② 企業統治の体制の概要及び当該体制を採用する理由
(a) 企業統治の体制の概要
当社の企業統治体制の模式図は以下のとおりであります。

1)取締役会
取締役会は業務執行取締役2名(石野孝司氏、小林大介氏)及び非執行取締役3名(山田敏章氏、安立邦広氏、山本裕之氏)の5名で構成され、そのうち山田敏章氏及び山本裕之氏の両名は社外取締役です。取締役会の議長は取締役社長の石野孝司氏が務めております。
取締役会においては経営戦略の決定をはじめ、対応すべき経営課題や重要事項の決定について充分に議論、検討をおこなった上で迅速かつ的確な経営判断を行うほか、監査役が出席して意見を述べるなど、取締役の業務執行の妥当性、効率性を検証するなどの経営監視を行っております。
また当社の取締役の任期は定款で1年と定めており、経営責任を明確に示せる体制となっております。
2)監査役会
当社は監査役会設置会社制度を採用しております。監査役会は、監査役1名(佐滝実氏)、社外監査役2名(小林茂氏、井尾仁志氏)で構成され、うち佐滝実氏が常勤監査役です。各監査役は、監査役会が定めた監査の方針・業務の分担等に従い、取締役会への出席、業務や財産の状況の調査等を通じ、取締役の職務遂行の監査を行っております。
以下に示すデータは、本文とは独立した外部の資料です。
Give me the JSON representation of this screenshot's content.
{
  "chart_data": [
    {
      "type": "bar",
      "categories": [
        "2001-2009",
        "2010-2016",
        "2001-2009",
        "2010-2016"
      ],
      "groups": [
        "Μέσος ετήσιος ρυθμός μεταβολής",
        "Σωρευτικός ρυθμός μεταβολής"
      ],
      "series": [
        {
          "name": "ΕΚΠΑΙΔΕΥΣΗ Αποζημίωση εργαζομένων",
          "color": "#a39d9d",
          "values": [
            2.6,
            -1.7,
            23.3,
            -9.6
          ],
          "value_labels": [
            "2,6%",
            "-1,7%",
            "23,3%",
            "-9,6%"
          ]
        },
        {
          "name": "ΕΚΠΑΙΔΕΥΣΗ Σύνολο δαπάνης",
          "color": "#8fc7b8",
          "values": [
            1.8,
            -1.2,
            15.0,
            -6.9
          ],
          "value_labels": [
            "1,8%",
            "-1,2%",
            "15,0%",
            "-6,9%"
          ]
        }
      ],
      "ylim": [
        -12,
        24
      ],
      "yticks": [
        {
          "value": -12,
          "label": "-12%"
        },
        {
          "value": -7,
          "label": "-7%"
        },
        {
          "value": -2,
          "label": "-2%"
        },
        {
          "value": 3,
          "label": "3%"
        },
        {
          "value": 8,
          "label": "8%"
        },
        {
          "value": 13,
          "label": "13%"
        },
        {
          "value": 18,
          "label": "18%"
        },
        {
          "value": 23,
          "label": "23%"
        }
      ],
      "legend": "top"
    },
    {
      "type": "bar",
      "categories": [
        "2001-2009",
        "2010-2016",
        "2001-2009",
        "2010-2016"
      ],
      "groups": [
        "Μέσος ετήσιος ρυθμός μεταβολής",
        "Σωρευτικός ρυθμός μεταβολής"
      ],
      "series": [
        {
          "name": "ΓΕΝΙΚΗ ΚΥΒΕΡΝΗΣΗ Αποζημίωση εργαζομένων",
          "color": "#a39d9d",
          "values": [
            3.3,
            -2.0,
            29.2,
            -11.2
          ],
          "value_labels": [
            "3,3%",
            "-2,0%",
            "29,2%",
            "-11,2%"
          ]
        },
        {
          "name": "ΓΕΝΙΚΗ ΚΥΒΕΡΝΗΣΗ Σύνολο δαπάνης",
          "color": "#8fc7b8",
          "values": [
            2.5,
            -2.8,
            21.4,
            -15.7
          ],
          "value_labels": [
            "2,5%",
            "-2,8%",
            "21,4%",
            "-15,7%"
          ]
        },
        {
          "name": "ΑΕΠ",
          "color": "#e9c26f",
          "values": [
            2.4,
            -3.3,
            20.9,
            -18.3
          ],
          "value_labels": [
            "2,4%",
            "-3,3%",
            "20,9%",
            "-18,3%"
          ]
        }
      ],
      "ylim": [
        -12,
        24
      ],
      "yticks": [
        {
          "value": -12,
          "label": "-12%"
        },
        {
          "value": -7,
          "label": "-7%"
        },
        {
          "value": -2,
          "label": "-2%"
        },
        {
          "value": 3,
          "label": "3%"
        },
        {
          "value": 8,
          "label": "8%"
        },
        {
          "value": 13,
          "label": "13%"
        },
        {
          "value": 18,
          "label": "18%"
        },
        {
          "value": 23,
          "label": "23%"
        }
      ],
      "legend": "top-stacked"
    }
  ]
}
社外監査役については、専門的知識、経験を当社の監査に反映していただくことを目的として選任しており、その機能・役割は十分に果たされていると考えております。なお、井尾仁志氏は公認会計士の資格を有しており、財務及び会計に関する相当程度の知見を有しております。
3)指名・報酬諮問委員会
当社は、取締役の指名・報酬等に関する手続きの公平性・透明性・客観性を確保し、コーポレート・ガバナンスの充実を図るため、取締役会の諮問機関として社外役員が過半数となる指名・報酬諮問委員会を設置しております。委員長として社外取締役山田敏章氏、委員として社外取締役山本裕之氏、取締役社長石野孝司氏の各氏が構成員です。
4)業務連絡会議
常勤役員に加え、各部署長・課長クラスも出席する業務連絡会議を毎週実施しております。当会議においては各部署長が日常の業務執行の状況を報告するとともに、重要情報の共有化を図っております。
5)経営会議及び予算委員会
経営会議は、常勤役員及び各部署長が出席して月3回開催され、業務執行上の必要事項について話し合い、判断を行っております。予算委員会は、売上・経費等の各予算に対する前月迄の実績の検証等に基づいて、当月以降の改善策等を検討し、各部署・店舗への方針示達を行っており、月1回開催しております。
(b) 当該体制を採用する理由
コーポレート・ガバナンスにおいて、外部からの客観的かつ中立の経営監視機能が重要であると考え、社外取締役による監督及び、社外監査役による監査が実施されることにより、外部からの経営監視機能は十分に機能する体制が整っていると認識しており、当該体制を採用しております。
③ 企業統治に関するその他の事項
(a) 内部統制システムの整備の状況
当社は次のとおり内部統制システム構築の基本方針を制定するとともに、これに則った業務の適正を確保するための体制整備を行っております。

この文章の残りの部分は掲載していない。